In case you have been living under a rock, but are for some reason reading only my articles under there, illegal immigration is a thing again.
I’m ready to talk about immigration candidly, if you are.
Now before you pull the pitchforks out of storage from the 2012 election cycle, let me clarify something. I am not suggesting people who are here illegally are necessarily bad people. They or their families just did a bad thing when they entered or remained in this country illegally.
I’m sure a lot of people are getting angry now, preparing their speeches about how this poor kid has been here their whole life or how a mother of 12 children had no opportunities in her native country. Just for a minute let me draw for you a distinction.
There are some crimes that are illegal because they are inherently wrong. An example of this is rape. Hopefully, we can all agree that forcing sex on someone is wrong.
Then there are those things that are illegal simply because, for some reason or another, we found it necessary, like a “status offense.” For instance, it is not illegal to drive. It is, however, illegal to drive before you are 16 years old, “under the influence” or if you have a suspended license.
It is not inherently wrong to move to the U.S.
Almost everyone who lives here now is an immigrant from some place or another, but it is illegal to enter or remain in this country in violation of the laws.
So yes, that heart-wrenching story you have prepared is sad. And yes, I promise you I have a heart.
But unless the law is changed, it is still a law and must be followed. Sure, we could open our borders and let everyone in or simply provide amnesty for all those who were “good citizens” and were daring enough to break our laws in the first place.

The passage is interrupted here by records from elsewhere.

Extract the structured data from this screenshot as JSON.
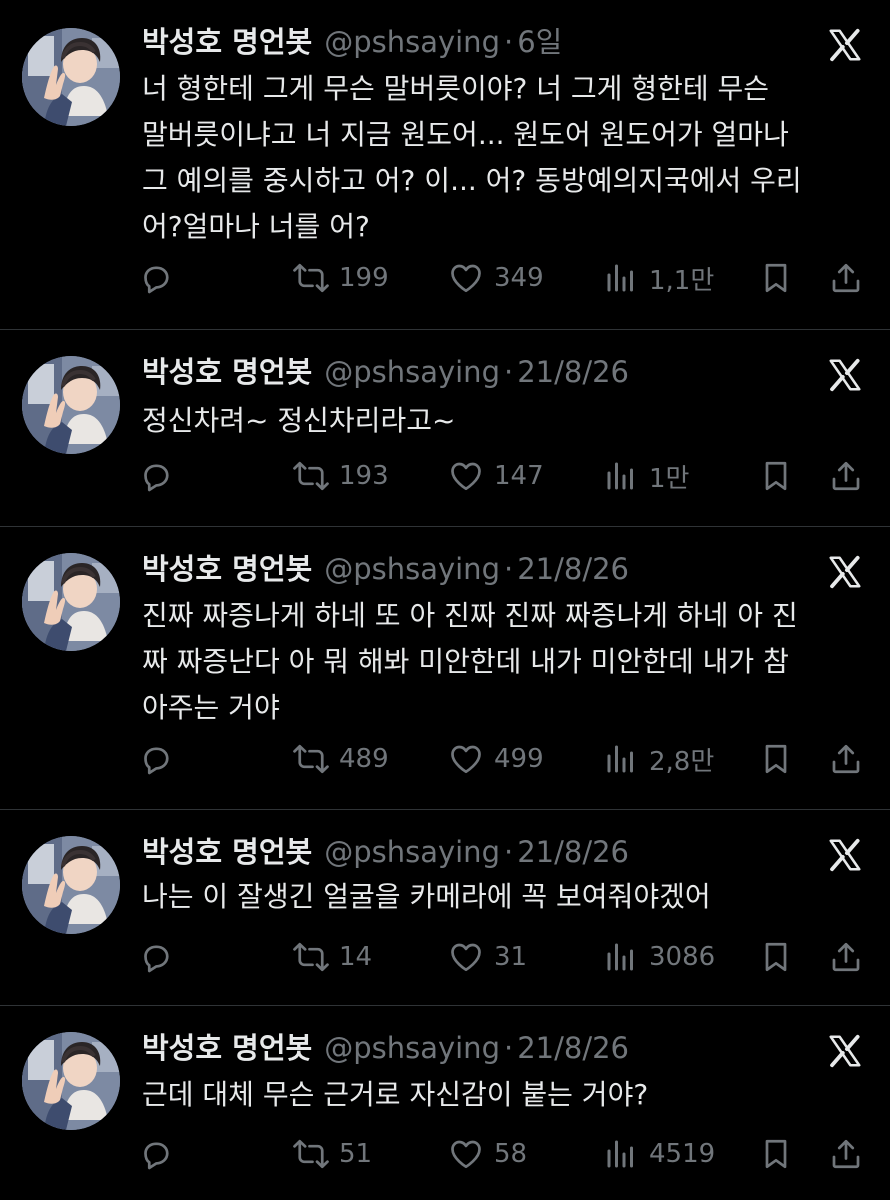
{
  "icons": {
    "reply": "reply-icon",
    "retweet": "retweet-icon",
    "like": "heart-icon",
    "views": "views-icon",
    "bookmark": "bookmark-icon",
    "share": "share-icon",
    "platform": "x-logo-icon"
  },
  "colors": {
    "background": "#000000",
    "text": "#e7e9ea",
    "muted": "#71767b",
    "divider": "#2f3336"
  },
  "tweets": [
    {
      "name": "박성호 명언봇",
      "handle": "@pshsaying",
      "dot": "·",
      "time": "6일",
      "text": "너 형한테 그게 무슨 말버릇이야? 너 그게 형한테 무슨\n말버릇이냐고 너 지금 원도어... 원도어 원도어가 얼마나\n그 예의를 중시하고 어? 이... 어? 동방예의지국에서 우리\n어?얼마나 너를 어?",
      "replies": "",
      "retweets": "199",
      "likes": "349",
      "views": "1,1만"
    },
    {
      "name": "박성호 명언봇",
      "handle": "@pshsaying",
      "dot": "·",
      "time": "21/8/26",
      "text": "정신차려~ 정신차리라고~",
      "replies": "",
      "retweets": "193",
      "likes": "147",
      "views": "1만"
    },
    {
      "name": "박성호 명언봇",
      "handle": "@pshsaying",
      "dot": "·",
      "time": "21/8/26",
      "text": "진짜 짜증나게 하네 또 아 진짜 진짜 짜증나게 하네 아 진\n짜 짜증난다 아 뭐 해봐 미안한데 내가 미안한데 내가 참\n아주는 거야",
      "replies": "",
      "retweets": "489",
      "likes": "499",
      "views": "2,8만"
    },
    {
      "name": "박성호 명언봇",
      "handle": "@pshsaying",
      "dot": "·",
      "time": "21/8/26",
      "text": "나는 이 잘생긴 얼굴을 카메라에 꼭 보여줘야겠어",
      "replies": "",
      "retweets": "14",
      "likes": "31",
      "views": "3086"
    },
    {
      "name": "박성호 명언봇",
      "handle": "@pshsaying",
      "dot": "·",
      "time": "21/8/26",
      "text": "근데 대체 무슨 근거로 자신감이 붙는 거야?",
      "replies": "",
      "retweets": "51",
      "likes": "58",
      "views": "4519"
    }
  ]
}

But I think the real sad story here are those who want to come here legally, and are denied the chance.
I know everyone laughed at Mitt Romney’s “self-deportation” proposal, but what if we actually sanctioned those who were here illegally? What if we allowed more legal migrants to enter our borders to fill the labor void this would cause?
What if these migrants paid taxes and paid into Social Security and had little American babies and lived the American Dream? Because that’s what we are about — giving everyone a fair chance.
And how is rewarding those who break our laws a “fair chance”?
U.S. Sen. Rand Paul, R-Ky., disappointed me on so many levels this week when he suggested those who want to work and are already here can be accommodated.
No, senator, those who are not here and want to be are the ones with whom we should be concerned.
I can’t believe the Supreme Court even has to consider if we should have to show identification in order to vote. I can’t believe those who are here legally and can vote would vote for anyone who would promote the breaking of their own laws.
We are a free country because there are laws to protect us as citizens. If we break those laws, where is our legitimacy?